The code is structured for mainly three functionality: pre-processing (shape_det), proposal generation (gss), weakly-supervised recognition (wypr).

Shape Detection

We use the open-source CGAL librabry to detecte shapes from points clouds. This pre-precessing step needs to be done before computing proposals or launch training.

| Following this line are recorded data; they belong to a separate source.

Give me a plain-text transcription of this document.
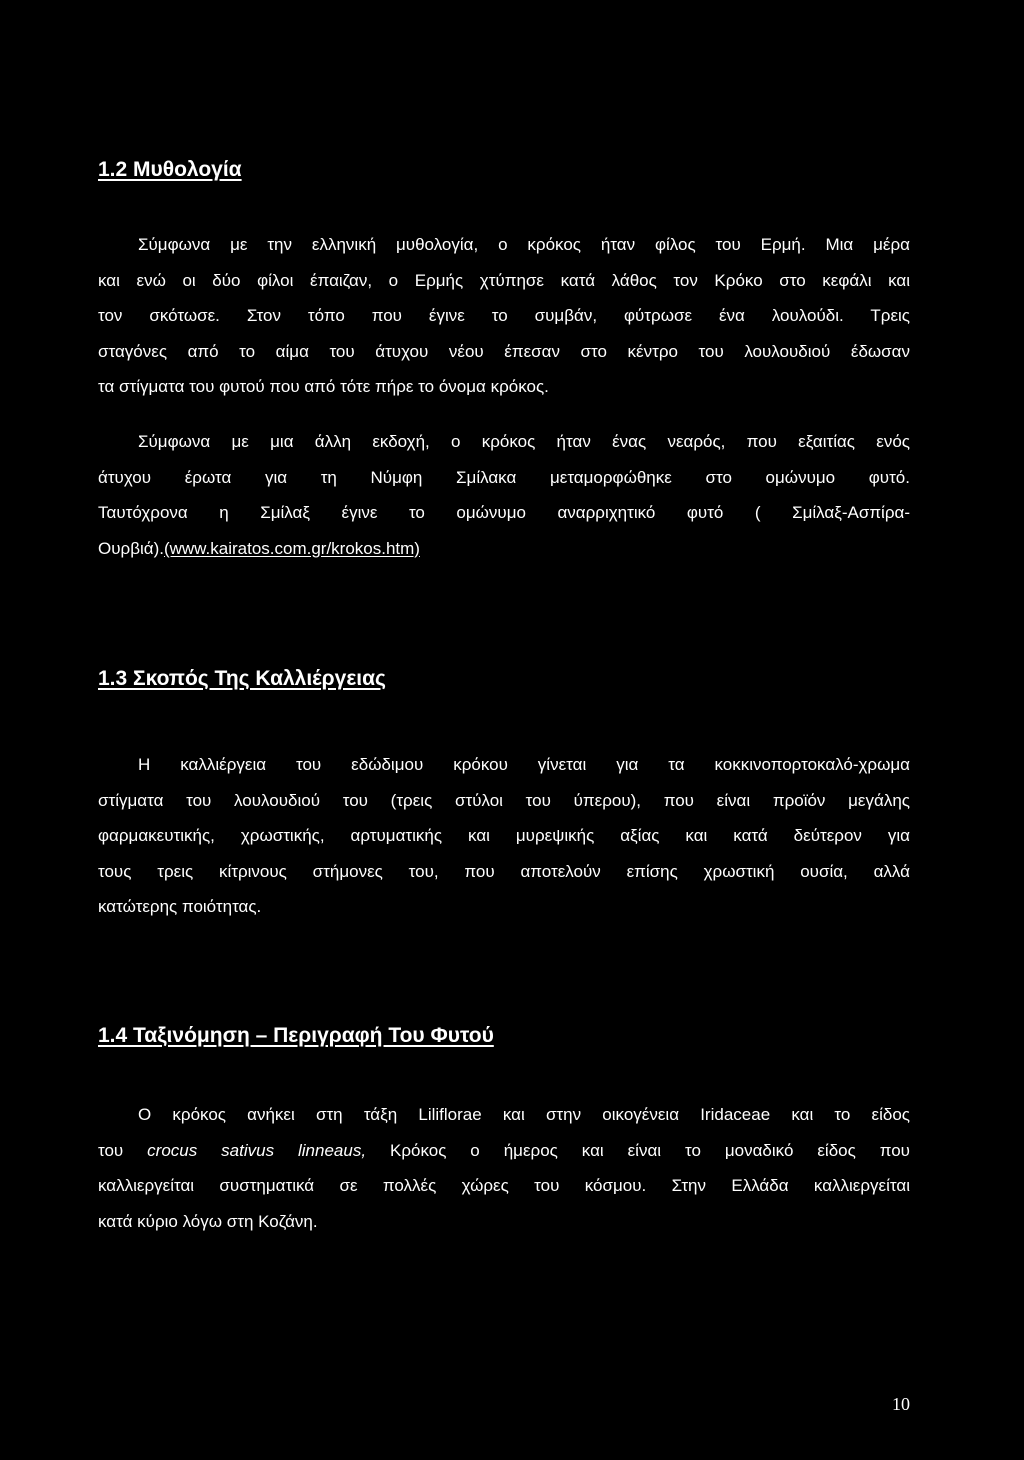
1.2 Μυθολογία
Σύμφωνα με την ελληνική μυθολογία, ο κρόκος ήταν φίλος του Ερμή. Μια μέρα
και ενώ οι δύο φίλοι έπαιζαν, ο Ερμής χτύπησε κατά λάθος τον Κρόκο στο κεφάλι και
τον σκότωσε. Στον τόπο που έγινε το συμβάν, φύτρωσε ένα λουλούδι. Τρεις
σταγόνες από το αίμα του άτυχου νέου έπεσαν στο κέντρο του λουλουδιού έδωσαν
τα στίγματα του φυτού που από τότε πήρε το όνομα κρόκος.
Σύμφωνα με μια άλλη εκδοχή, ο κρόκος ήταν ένας νεαρός, που εξαιτίας ενός
άτυχου έρωτα για τη Νύμφη Σμίλακα μεταμορφώθηκε στο ομώνυμο φυτό.
Ταυτόχρονα η Σμίλαξ έγινε το ομώνυμο αναρριχητικό φυτό ( Σμίλαξ-Ασπίρα-
Ουρβιά).(www.kairatos.com.gr/krokos.htm)
1.3 Σκοπός Της Καλλιέργειας
Η καλλιέργεια του εδώδιμου κρόκου γίνεται για τα κοκκινοπορτοκαλό-χρωμα
στίγματα του λουλουδιού του (τρεις στύλοι του ύπερου), που είναι προϊόν μεγάλης
φαρμακευτικής, χρωστικής, αρτυματικής και μυρεψικής αξίας και κατά δεύτερον για
τους τρεις κίτρινους στήμονες του, που αποτελούν επίσης χρωστική ουσία, αλλά
κατώτερης ποιότητας.
1.4 Ταξινόμηση – Περιγραφή Του Φυτού
Ο κρόκος ανήκει στη τάξη Liliflorae και στην οικογένεια Iridaceae και το είδος
του crocus sativus linneaus, Κρόκος ο ήμερος και είναι το μοναδικό είδος που
καλλιεργείται συστηματικά σε πολλές χώρες του κόσμου. Στην Ελλάδα καλλιεργείται
κατά κύριο λόγω στη Κοζάνη.
10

# Complie our modified C++ code, this will require CGAL
# Clone the repo in recursice model so that cgal will be downloaded
# To learn more: https://cgal.geometryfactory.com/CGAL/doc/master/Shape_detection/index.html#Shape_detection_RegionGrowing
# Use Cmake 3.1 to 3.15 (e.g., module load cmake/3.13.3/gcc.7.3.0)
cd shape_det
mkdir build; cd build
cmake -DCGAL_DIR="$(realpath ../../3rd_party/cgal/)" -DCMAKE_BUILD_TYPE=Debug ../ 
make        
# Usage: ./region_growing_on_point_set_3 input(*.xyz) output(*.ply) output(*.txt)
# To test whether it's built correctly
./region_growing_on_point_set_3 ../data/point_set_3.xyz point_set_3.ply point_set_3.txt
# You can visualize ../data/point_set_3.xyz and point_set_3.ply using tools like meshlab.
# The index assignment is saved as point_set_3.txt where 
# each row represents one shape and the last row is the un-assigned points.
cd ../..

Known Issues

  1. Make sure eigen is installed sudo apt install libeigen3-dev.
  2. Could NOT find GMP (missing: GMP_LIBRARIES GMP_INCLUDE_DIR), solve with sudo apt-get install libgmp10 libgmp-dev.
  3. Could NOT find MPFR (missing: MPFR_LIBRARIES MPFR_INCLUDE_DIR), solve with sudo apt install libcgal-dev. (source)
  4. fatal error: GL/gl.h: No such file or directory, try sudo apt install mesa-common-dev

To pre-process the ScanNet dataset, do

# 1st: Convert data from *.ply into *.xyz which CGAL can use
#      You should open some *.xyz files in meshlab to make sure things are correct
# 2nd: Generate running scripts
# Note: you need to change the `data_path` to be the absolute path of output
python shape_det/generate_scripts.py

# Running
cd shape_det/build
# Use the generated *.sh files here to detect shapes
sh *.sh
# Results will be saved in *.txt files under shape_det/build/

# Pre-compute the adjancency matrix between detected shapes
python shape_det/preprocess.py

For S3DIS dataset, please check the README.md.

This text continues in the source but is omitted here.